Giudicato interno sulla manleva assicurativa e contrasto tra motivazione e dispositivo (Cass. civ. Sez. III n. 13604 del 21.05.2025)
Principi di diritto (Massima)
Nel giudizio di rinvio e di legittimità il giudice non può modificare una statuizione passata in giudicato interno. Se la sentenza di primo grado ha accertato il diritto dell’assicurato alla manleva integrale e nessun soggetto legittimato ha impugnato quel capo, il giudice d’appello deve limitarsi a rilevare l’inesistenza del diritto di rivalsa verso il terzo responsabile, senza ridurre la garanzia assicurativa. La sentenza d’appello che, in motivazione, riconosce la manleva piena ma, in dispositivo, la limita al 50%, è affetta da nullità per insanabile contrasto tra motivazione e dispositivo, non emendabile con la correzione di errore materiale, perché l’interprete non può individuare la volontà del giudice mediante un giudizio di prevalenza tra affermazioni contrastanti.
Il Fatto
Alcuni proprietari di un immobile convennero in giudizio il gestore del servizio idrico e il Comune per i danni derivanti dall’omessa manutenzione della rete fognaria, chiedendo la condanna solidale al risarcimento e l’esecuzione degli interventi riparatori. Il Comune chiamò in causa la propria compagnia assicurativa, che contestò la copertura.

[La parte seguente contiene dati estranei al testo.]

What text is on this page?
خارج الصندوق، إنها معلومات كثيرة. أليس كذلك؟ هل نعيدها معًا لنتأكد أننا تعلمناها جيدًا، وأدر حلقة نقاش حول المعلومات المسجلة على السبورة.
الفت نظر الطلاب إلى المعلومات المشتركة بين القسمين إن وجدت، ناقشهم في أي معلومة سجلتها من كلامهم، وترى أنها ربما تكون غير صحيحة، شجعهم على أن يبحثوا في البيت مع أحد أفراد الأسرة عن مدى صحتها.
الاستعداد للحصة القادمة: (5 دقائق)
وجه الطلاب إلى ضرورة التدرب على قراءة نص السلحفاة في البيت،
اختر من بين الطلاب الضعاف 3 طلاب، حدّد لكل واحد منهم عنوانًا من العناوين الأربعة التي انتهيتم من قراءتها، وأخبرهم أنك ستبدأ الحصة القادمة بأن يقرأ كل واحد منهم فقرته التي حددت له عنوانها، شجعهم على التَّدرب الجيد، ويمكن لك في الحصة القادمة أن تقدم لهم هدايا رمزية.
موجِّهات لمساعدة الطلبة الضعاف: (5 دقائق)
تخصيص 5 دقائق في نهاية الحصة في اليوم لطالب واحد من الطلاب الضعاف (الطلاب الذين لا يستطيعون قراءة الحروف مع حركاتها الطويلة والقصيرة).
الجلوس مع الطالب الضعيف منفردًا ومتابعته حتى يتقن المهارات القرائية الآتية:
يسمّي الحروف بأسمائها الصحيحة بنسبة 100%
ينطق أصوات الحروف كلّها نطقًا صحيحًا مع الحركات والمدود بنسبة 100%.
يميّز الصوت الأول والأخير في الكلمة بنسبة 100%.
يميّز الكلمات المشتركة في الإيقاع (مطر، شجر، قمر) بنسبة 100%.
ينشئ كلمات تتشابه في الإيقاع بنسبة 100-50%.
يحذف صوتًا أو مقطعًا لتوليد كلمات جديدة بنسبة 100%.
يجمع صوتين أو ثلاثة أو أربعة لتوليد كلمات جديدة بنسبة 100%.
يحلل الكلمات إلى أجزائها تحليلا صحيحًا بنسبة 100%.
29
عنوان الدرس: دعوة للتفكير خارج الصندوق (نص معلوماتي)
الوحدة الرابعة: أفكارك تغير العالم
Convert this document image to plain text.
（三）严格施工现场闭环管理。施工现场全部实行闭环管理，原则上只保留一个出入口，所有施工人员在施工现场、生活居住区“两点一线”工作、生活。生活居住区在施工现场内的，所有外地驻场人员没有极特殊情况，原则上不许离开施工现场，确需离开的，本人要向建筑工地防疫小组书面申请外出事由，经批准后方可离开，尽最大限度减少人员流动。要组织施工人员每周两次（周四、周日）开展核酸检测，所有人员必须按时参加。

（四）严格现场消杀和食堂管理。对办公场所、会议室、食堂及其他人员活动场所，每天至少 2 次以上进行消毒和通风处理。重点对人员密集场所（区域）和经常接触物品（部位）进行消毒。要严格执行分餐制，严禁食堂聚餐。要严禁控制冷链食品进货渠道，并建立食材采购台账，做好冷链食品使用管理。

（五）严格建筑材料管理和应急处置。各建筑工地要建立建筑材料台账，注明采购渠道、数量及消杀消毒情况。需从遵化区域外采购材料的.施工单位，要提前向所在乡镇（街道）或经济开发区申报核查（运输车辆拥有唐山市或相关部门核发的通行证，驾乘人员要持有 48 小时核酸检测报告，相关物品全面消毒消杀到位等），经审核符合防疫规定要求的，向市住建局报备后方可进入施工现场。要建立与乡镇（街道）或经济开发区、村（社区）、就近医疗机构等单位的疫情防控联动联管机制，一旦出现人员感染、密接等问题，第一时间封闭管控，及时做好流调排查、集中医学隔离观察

Il Tribunale accolse la domanda, condannando il Comune e il gestore in solido, con riparto interno al 50%, e dichiarò la compagnia tenuta a manlevare l’ente per tutto quanto dovuto. Il gestore propose appello principale e il Comune appello incidentale. La Corte d’appello, pur dichiarando il giudicato interno sull’operatività della polizza, escluse la rivalsa verso il terzo responsabile e limitò la manleva al 50% dell’esborso. Il Comune ricorse per cassazione con tre motivi.
La Motivazione della Corte
Il primo e il secondo motivo sono esaminati congiuntamente per connessione e risultano fondati. Il ricorrente deduceva la violazione degli artt. 2909 c.c. e 324 c.p.c. per lesione del giudicato interno, nonché la nullità della sentenza per contrasto tra motivazione e dispositivo ai sensi dell’art. 360, comma 1, n. 4, c.p.c.
La Corte ricostruisce il percorso logico corretto: accogliendo il quarto motivo d’appello del gestore, la Corte territoriale avrebbe dovuto soltanto escludere il diritto di rivalsa dell’assicuratore verso il terzo responsabile, perché la polizza non consentiva tale facoltà. Non poteva invece rivedere la misura della manleva dovuta all’assicurato.
Il punto decisivo è che la statuizione di primo grado sulla piena operatività della garanzia non era stata impugnata dall’unico soggetto che vi aveva interesse, ossia la stessa compagnia assicurativa, che anzi, costituendosi in appello, aveva chiesto la conferma integrale della sentenza. Il conflitto processuale investiva quindi solo il capo relativo alla rivalsa, oggetto del motivo del gestore, fermo restando tutto il resto.
Ne deriva un duplice vizio. Da un lato, la riduzione della manleva al 50% viola il giudicato interno, poiché quella quota atteneva ai soli rapporti interni tra Comune e gestore. Dall’altro, il dispositivo non è coerente né compatibile con la motivazione, non consentendo di individuare la statuizione del giudice attraverso una valutazione di prevalenza tra le contrastanti affermazioni contenute nella decisione, come già affermato da Cass. n. 37079/2022.
L’accoglimento dei primi due motivi determina, per effetto espansivo interno ex art. 336, comma 2, c.p.c., la caducazione del capo sulle spese d’appello tra Comune e compagnia, con conseguente assorbimento del terzo motivo. La Cassazione cassa la sentenza in relazione e, non occorrendo ulteriori accertamenti di fatto, decide nel merito ex art. 384, comma 2, c.p.c., condannando l’assicuratore a manlevare il Comune di tutto quanto dovuto agli attori. Le spese d’appello sono compensate, così come quelle di legittimità, essendo la fase di legittimità resa necessaria da un errore del giudice d’appello.